More than anyone else, Hartigan is plugged into worldwide trends, information, research, experiments, technologies, think tanks and consultancies. As part of the global News Corporation (publisher of The Australian) he is at the cutting edge of the media experience.
When I was in New York recently I arranged a briefing from the people in The Wall Street Journal’s “skunk works”, the futurology department, where new concepts are developed and technological innovations tested. It was very interesting to hear of developments in micro-payment systems, to fiddle with products such as the Kindle e-reader and speculate on Apple’s whispered response — a device similar to the iPhone but with a screen four times the size.

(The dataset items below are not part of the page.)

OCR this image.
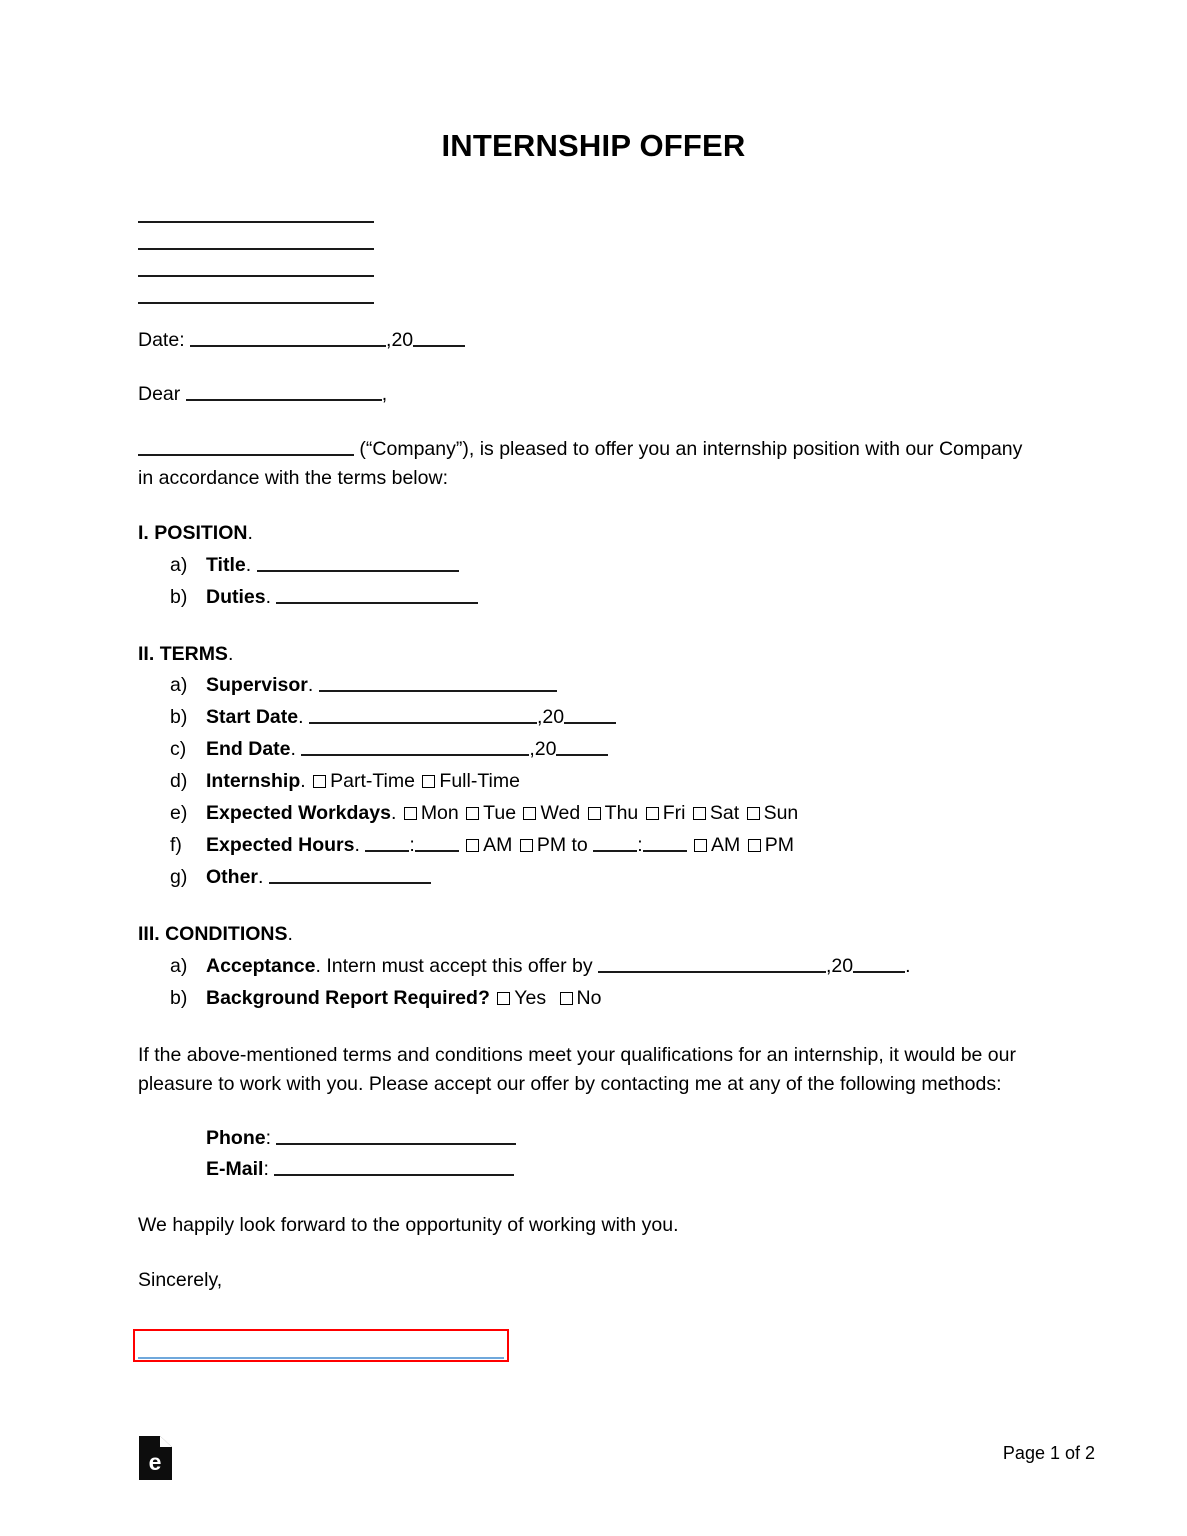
INTERNSHIP OFFER
Date:	,20
Dear	,
(“Company”), is pleased to offer you an internship position with our Company in accordance with the terms below:
I. POSITION.
a) Title.
b) Duties.
II. TERMS.
a) Supervisor.
b) Start Date.	,20
c)	End Date.	,20
d) Internship. Part-Time Full-Time
e) Expected Workdays. Mon Tue Wed Thu Fri Sat Sun
f)	Expected Hours.	:	AM PM to	:	AM PM
g) Other.
III. CONDITIONS.
a) Acceptance. Intern must accept this offer by	,20	.
b) Background Report Required? Yes No
If the above-mentioned terms and conditions meet your qualifications for an internship, it would be our pleasure to work with you. Please accept our offer by contacting me at any of the following methods:
Phone:
E-Mail:
We happily look forward to the opportunity of working with you.
Sincerely,
e	Page 1 of 2
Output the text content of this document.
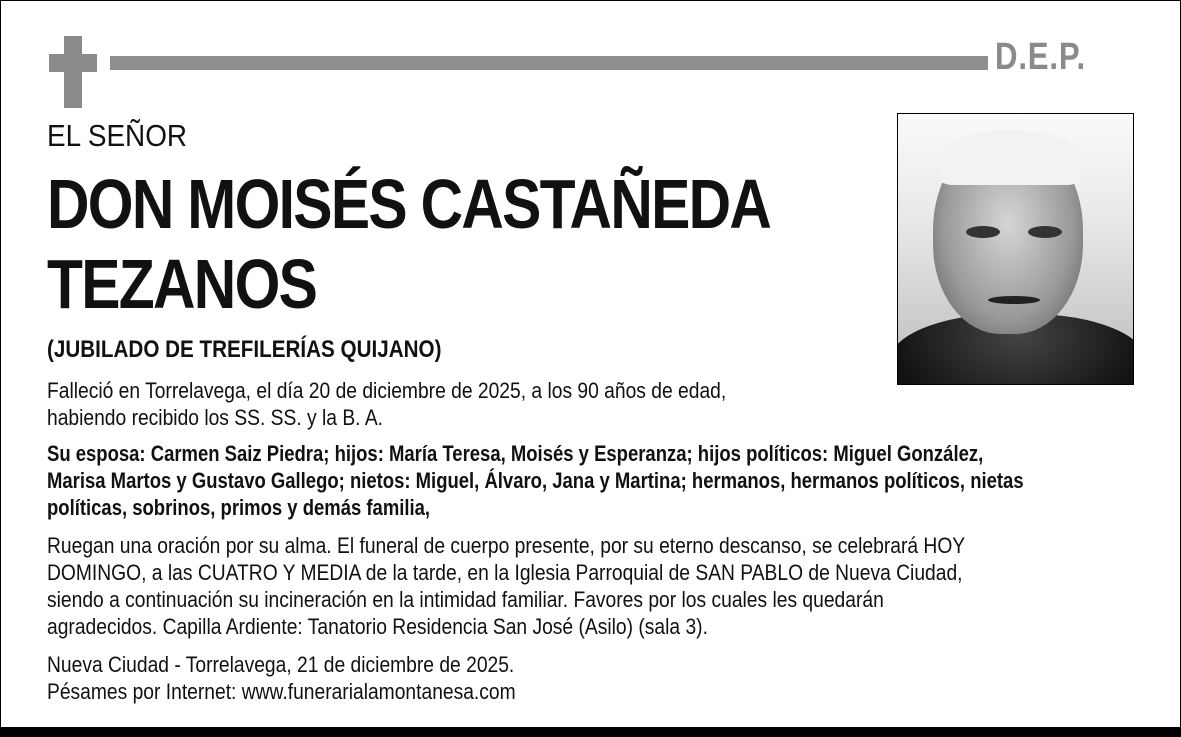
D.E.P.
EL SEÑOR
DON MOISÉS CASTAÑEDA
TEZANOS
(JUBILADO DE TREFILERÍAS QUIJANO)
Falleció en Torrelavega, el día 20 de diciembre de 2025, a los 90 años de edad,
habiendo recibido los SS. SS. y la B. A.
Su esposa: Carmen Saiz Piedra; hijos: María Teresa, Moisés y Esperanza; hijos políticos: Miguel González,
Marisa Martos y Gustavo Gallego; nietos: Miguel, Álvaro, Jana y Martina; hermanos, hermanos políticos, nietas
políticas, sobrinos, primos y demás familia,
Ruegan una oración por su alma. El funeral de cuerpo presente, por su eterno descanso, se celebrará HOY
DOMINGO, a las CUATRO Y MEDIA de la tarde, en la Iglesia Parroquial de SAN PABLO de Nueva Ciudad,
siendo a continuación su incineración en la intimidad familiar. Favores por los cuales les quedarán
agradecidos. Capilla Ardiente: Tanatorio Residencia San José (Asilo) (sala 3).
Nueva Ciudad - Torrelavega, 21 de diciembre de 2025.
Pésames por Internet: www.funerarialamontanesa.com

They’re called tablet PCs.
It might have already been done, but something like a bendable thin sheet of plastic that can display monochrome black characters like a computer screen might be a breakthrough for mobile media. If it could be unfolded or unrolled into the size of a single page of a paper like The Sun and then rolled up or folded to fit into a small bag, all with the ability to load pages of text and display at least b/w pictures – that would be a winner. You might have a small edge or corner with interactive features to navigate the information – like the bottom section on the new Palm Pre – and to hold memory and comms hardware. I actually think virtual b/w pages would work better than colour for selling news – because you can do better with something like an iPhone for colour, sound and graphics. And of course, as Mark mentions, there might be micro payment options for bluetooth downloads while on public transport, etc. With b/w being the classic style for newsprint, there might be something of a resurgence in the use of virtual newspapers with such a device. If the things were cheap to mass produce as well, or at least if the plastic display pages could be easily replaced if they became worn.
But that isn’t really what quality journalism is about – even if it might be a financially sustainable platform for news. What would make it interesting is if you could download content from competing news organisations onto the same news-sheet reader – then you would have some really creative things happening. But then quality journalism and clever marketing is what it would be all about…
For virtual newspapers you could try for monochrome bendable plastic screens with static virtual pages of b/w text and pictures and the physicality could be something like a small scroll that you could unroll and read and where you could press one of a row of buttons on a main “roller” once the plastic sheet is extended to ‘scroll’ the virtual page forwards to the next page, backwards, to the menu, to the index, etc. When you are finished with reading you can roll the scroll up and pack it away for later. Classic in style…
The kindle looks like a cheap screen and anything with a flat solid screen is clunky if it is anything as large as a newspaper sheet. With a readable surface that is large and compact for when you are not using it, you could have virtual newspapers and the cost structure could be based on content packages or access to archives or newspaper sections, etc. I think it would be best if such devices were cheap and read only. If someone want to send a letter to an editor or leave a comment on the page they could do that through a separate mobile phone with a keypad.
Perusing blogs can be quite rewarding.